Eurovision is an institution that’s older than I am. It’s a festival of song that brings the countries of Europe together for at least one evening in the year and it is a celebration of the unity and diversity of this great continent.
It’s a serious business yet it is not to be taken too seriously. There is money at stake with large sales of recordings to be made, enormous viewing figures to be had and a hefty bill if you are the country that is unfortunate enough to win. (You are probably best to come second!)
It’s an opportunity for us to marvel at the way our different cultures express themselves, a chance to laugh at our amusing ways, to snigger at our quaint and eccentric customs and yet to show solidarity with our 740 million fellow European brothers and sisters.
It all starts with weeks of build-up, selecting the songs, choosing the singers and reducing the numbers of entries to a more manageable twenty six. On the big night the show is broadcast from a huge arena in the country of the previous winner, filled with over enthusiastic fans, friends and families of the contestants.

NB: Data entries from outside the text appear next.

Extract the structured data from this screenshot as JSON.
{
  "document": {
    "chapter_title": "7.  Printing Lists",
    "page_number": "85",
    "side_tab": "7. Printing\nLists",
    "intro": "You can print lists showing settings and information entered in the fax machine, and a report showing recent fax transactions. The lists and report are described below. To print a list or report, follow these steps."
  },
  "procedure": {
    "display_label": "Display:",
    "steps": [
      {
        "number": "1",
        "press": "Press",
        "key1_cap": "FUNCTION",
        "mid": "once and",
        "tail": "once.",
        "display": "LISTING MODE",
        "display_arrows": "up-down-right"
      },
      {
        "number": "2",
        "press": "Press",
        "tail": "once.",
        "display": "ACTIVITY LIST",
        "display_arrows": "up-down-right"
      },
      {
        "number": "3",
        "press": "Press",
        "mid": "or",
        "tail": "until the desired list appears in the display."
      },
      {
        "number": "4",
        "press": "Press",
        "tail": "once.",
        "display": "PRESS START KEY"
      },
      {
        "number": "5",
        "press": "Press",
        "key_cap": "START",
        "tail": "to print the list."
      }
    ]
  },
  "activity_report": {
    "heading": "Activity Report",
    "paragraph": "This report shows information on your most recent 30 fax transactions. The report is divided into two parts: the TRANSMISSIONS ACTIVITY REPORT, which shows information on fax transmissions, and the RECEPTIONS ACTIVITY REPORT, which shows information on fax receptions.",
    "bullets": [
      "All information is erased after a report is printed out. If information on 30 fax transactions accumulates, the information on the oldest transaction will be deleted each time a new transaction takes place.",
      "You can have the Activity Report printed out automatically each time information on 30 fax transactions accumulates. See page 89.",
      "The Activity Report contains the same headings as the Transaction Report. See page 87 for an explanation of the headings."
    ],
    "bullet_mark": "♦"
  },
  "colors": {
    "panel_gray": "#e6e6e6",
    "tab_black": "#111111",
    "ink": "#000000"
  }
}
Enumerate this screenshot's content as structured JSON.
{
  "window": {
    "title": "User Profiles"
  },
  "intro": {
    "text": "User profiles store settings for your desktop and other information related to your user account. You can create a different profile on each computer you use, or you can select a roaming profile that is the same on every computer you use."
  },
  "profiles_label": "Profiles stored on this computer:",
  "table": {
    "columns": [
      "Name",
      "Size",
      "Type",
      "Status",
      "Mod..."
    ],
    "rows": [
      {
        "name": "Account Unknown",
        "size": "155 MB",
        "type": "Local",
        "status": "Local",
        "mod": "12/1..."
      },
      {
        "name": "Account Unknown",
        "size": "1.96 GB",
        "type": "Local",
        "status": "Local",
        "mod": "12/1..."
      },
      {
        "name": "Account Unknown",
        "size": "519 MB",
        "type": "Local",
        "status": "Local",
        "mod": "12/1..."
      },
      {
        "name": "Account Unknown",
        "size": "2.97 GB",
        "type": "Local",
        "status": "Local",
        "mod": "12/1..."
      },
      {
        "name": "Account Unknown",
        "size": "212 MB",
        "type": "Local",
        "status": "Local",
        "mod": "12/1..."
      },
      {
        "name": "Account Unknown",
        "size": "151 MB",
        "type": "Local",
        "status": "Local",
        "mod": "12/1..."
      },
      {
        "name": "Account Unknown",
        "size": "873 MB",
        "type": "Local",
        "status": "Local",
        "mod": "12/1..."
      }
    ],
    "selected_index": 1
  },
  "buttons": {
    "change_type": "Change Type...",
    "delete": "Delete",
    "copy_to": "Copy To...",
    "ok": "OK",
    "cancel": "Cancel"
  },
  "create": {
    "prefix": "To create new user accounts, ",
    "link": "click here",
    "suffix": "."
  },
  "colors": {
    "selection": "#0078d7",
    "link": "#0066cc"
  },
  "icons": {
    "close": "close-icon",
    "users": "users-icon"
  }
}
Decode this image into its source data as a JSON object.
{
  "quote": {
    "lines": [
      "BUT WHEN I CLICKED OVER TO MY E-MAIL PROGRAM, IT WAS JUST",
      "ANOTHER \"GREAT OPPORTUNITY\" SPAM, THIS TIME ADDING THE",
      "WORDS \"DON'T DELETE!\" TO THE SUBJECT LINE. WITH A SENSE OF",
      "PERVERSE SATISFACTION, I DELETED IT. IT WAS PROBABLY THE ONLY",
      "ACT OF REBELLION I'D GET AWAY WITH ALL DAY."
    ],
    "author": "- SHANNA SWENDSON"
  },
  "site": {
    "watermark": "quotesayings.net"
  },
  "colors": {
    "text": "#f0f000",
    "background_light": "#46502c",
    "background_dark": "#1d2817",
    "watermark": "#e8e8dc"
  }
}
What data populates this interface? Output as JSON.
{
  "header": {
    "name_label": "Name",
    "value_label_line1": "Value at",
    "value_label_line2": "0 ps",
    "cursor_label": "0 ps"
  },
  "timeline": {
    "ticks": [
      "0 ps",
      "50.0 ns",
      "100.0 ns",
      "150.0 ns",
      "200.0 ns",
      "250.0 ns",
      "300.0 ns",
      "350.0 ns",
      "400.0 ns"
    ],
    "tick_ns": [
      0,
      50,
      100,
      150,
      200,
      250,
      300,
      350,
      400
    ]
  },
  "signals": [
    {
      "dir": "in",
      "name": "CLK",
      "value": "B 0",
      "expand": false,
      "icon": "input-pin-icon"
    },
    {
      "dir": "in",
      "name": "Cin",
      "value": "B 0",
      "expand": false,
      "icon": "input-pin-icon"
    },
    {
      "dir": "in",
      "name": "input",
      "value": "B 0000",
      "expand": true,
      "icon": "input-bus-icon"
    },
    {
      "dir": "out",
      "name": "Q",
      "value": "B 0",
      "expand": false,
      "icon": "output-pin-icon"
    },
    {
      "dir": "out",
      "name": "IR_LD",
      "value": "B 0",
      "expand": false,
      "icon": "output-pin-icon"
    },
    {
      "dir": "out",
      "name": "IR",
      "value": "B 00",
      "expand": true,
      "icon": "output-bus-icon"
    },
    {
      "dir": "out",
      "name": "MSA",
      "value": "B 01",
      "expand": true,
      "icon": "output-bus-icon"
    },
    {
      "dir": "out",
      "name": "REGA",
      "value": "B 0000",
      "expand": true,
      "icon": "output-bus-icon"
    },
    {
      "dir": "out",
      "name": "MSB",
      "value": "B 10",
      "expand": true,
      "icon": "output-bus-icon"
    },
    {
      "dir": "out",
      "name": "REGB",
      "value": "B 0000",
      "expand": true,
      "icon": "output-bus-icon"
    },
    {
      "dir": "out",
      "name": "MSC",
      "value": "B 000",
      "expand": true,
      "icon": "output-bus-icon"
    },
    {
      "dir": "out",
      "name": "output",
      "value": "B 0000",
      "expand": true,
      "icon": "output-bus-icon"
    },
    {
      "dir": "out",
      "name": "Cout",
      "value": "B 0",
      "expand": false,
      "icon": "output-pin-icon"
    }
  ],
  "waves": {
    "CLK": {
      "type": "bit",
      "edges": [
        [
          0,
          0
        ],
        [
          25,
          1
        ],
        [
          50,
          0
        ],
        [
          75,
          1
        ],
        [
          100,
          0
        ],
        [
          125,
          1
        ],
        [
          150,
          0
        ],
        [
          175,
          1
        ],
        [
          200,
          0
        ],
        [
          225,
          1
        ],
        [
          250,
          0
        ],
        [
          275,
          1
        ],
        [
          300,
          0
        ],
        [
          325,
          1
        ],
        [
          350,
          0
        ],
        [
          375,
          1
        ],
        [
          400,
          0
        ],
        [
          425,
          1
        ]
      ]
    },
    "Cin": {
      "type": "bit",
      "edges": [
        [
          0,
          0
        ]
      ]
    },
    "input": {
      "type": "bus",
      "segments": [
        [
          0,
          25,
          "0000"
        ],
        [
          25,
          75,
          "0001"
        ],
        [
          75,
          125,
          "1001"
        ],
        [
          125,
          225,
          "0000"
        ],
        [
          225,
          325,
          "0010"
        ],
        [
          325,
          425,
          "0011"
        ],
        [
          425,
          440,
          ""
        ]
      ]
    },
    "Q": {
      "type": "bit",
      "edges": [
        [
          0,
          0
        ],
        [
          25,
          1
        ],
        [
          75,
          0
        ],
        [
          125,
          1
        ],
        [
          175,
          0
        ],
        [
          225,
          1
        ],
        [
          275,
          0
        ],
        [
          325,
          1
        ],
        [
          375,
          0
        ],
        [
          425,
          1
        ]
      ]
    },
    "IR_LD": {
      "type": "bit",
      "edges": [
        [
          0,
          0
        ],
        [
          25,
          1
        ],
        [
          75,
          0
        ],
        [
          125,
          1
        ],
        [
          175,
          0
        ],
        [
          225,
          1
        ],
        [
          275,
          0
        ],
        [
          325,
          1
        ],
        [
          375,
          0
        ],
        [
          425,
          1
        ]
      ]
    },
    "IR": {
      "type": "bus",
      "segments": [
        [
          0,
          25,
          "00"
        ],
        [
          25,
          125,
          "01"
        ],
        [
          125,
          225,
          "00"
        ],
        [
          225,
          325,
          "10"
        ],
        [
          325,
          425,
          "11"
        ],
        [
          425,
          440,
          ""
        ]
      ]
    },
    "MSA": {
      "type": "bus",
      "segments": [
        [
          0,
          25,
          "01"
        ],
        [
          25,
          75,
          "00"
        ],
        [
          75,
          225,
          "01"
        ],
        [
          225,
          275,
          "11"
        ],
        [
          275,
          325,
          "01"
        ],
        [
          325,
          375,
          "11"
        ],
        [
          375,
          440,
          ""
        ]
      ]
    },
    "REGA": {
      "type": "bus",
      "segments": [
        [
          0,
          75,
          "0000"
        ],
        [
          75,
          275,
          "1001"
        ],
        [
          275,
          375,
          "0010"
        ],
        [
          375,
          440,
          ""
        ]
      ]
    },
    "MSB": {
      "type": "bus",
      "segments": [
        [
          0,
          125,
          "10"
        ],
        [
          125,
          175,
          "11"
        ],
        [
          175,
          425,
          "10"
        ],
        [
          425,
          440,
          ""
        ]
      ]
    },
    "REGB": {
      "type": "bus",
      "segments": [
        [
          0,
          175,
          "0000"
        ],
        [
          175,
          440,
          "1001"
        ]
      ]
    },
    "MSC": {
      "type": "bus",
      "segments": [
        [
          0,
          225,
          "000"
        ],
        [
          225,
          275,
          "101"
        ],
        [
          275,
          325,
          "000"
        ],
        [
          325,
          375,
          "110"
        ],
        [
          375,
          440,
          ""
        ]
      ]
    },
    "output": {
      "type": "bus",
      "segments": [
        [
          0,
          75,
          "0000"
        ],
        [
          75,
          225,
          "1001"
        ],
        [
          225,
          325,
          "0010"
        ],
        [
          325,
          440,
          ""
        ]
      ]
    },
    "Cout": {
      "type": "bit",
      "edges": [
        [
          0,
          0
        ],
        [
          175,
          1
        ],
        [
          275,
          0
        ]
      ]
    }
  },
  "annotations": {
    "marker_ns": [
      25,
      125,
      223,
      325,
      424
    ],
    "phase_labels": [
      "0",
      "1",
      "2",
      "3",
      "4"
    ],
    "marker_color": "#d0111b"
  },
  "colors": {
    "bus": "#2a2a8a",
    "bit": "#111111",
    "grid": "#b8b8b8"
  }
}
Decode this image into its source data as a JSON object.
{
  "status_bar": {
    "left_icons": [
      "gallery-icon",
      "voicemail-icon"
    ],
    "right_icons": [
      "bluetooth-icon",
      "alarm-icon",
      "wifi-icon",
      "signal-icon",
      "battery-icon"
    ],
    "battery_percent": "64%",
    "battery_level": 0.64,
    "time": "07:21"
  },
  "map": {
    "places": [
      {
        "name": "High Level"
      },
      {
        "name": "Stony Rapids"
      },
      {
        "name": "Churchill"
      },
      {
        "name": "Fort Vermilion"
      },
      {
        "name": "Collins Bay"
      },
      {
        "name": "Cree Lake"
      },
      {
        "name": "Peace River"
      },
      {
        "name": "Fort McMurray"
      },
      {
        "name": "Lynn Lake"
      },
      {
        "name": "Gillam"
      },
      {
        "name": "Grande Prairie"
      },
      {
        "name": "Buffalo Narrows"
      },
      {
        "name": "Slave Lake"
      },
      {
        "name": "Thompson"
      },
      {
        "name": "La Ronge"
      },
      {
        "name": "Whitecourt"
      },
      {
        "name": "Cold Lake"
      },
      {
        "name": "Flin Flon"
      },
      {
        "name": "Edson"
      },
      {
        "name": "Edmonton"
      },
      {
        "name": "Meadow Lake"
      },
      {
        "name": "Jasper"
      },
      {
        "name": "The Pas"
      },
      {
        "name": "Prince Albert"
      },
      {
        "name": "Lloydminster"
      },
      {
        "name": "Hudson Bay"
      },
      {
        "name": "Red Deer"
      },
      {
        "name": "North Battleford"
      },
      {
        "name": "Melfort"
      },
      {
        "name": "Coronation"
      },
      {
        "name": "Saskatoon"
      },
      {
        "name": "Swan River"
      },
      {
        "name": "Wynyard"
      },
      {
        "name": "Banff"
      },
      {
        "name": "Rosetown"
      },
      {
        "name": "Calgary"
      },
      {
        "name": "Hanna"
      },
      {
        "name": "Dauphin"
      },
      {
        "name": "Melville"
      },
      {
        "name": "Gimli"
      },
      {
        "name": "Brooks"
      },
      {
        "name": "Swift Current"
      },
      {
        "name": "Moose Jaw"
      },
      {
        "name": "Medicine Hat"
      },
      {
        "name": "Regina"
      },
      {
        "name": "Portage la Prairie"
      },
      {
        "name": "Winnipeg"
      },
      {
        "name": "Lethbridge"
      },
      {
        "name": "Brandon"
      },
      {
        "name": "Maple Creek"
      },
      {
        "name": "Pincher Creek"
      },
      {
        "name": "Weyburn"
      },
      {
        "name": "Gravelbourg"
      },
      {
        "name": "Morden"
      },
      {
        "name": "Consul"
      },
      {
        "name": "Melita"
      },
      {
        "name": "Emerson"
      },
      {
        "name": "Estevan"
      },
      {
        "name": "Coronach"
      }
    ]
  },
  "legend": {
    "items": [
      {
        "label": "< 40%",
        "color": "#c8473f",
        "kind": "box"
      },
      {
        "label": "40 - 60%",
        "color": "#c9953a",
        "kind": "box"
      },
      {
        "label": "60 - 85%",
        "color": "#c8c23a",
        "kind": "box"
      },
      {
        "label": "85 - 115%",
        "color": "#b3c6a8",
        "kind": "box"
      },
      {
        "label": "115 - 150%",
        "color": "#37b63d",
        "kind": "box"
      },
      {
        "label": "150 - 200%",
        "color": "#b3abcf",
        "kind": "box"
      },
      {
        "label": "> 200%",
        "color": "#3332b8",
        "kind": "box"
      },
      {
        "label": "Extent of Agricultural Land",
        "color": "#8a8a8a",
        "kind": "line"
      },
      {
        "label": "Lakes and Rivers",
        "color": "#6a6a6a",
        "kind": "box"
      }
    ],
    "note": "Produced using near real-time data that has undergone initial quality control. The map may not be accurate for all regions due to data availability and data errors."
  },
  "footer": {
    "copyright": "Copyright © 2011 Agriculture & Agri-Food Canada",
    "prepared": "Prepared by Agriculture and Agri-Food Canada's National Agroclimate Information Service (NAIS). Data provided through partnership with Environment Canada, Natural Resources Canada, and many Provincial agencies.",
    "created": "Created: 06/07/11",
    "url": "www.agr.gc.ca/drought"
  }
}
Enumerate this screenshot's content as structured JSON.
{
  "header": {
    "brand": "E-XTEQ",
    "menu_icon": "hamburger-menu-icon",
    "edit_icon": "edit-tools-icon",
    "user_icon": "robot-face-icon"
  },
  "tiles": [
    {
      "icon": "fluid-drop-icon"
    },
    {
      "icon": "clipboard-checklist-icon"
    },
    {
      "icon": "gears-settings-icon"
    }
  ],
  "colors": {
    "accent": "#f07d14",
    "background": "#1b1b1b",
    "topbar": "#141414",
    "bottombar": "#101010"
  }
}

After a short introduction the songs get underway against a backdrop of a mildly sarcastic commentary from a notable celebrity with each tune prefaced by a video postcard from the songster’s country, that tries to capture the very essence of their place of residence in thirty seconds of film. The songs represent all possible musical tastes from euro disco, unintelligible wailing and eastern promise to boom bang a bang trash.
Once everyone has had a go a show is put on from the host nation that manages to cram in every possible cliché that they can think of to entertain the huge viewing audience while the voting is opened to the public. Then the fun begins with the announcement of the results.
It is here that the real Europe comes to life with countries voting in ways that show the similarities in culture and taste but with all the twists and turns of our nation state politics. The votes hint at the formation of hoped for political alliances, give thanks for previous support and reveal the mild slaps for past transgressions.
This year’s show from Malmö has been one of the best in years with a great production and a high standard of entries. Denmark has won and the Eurovision prize is making its way across the Øresund Bridge in time for next year but the real winner once again has been Europe with all its quirkiness and fickleness and fun. You either love or hate Eurovision but I for one can’t wait until it all comes round again.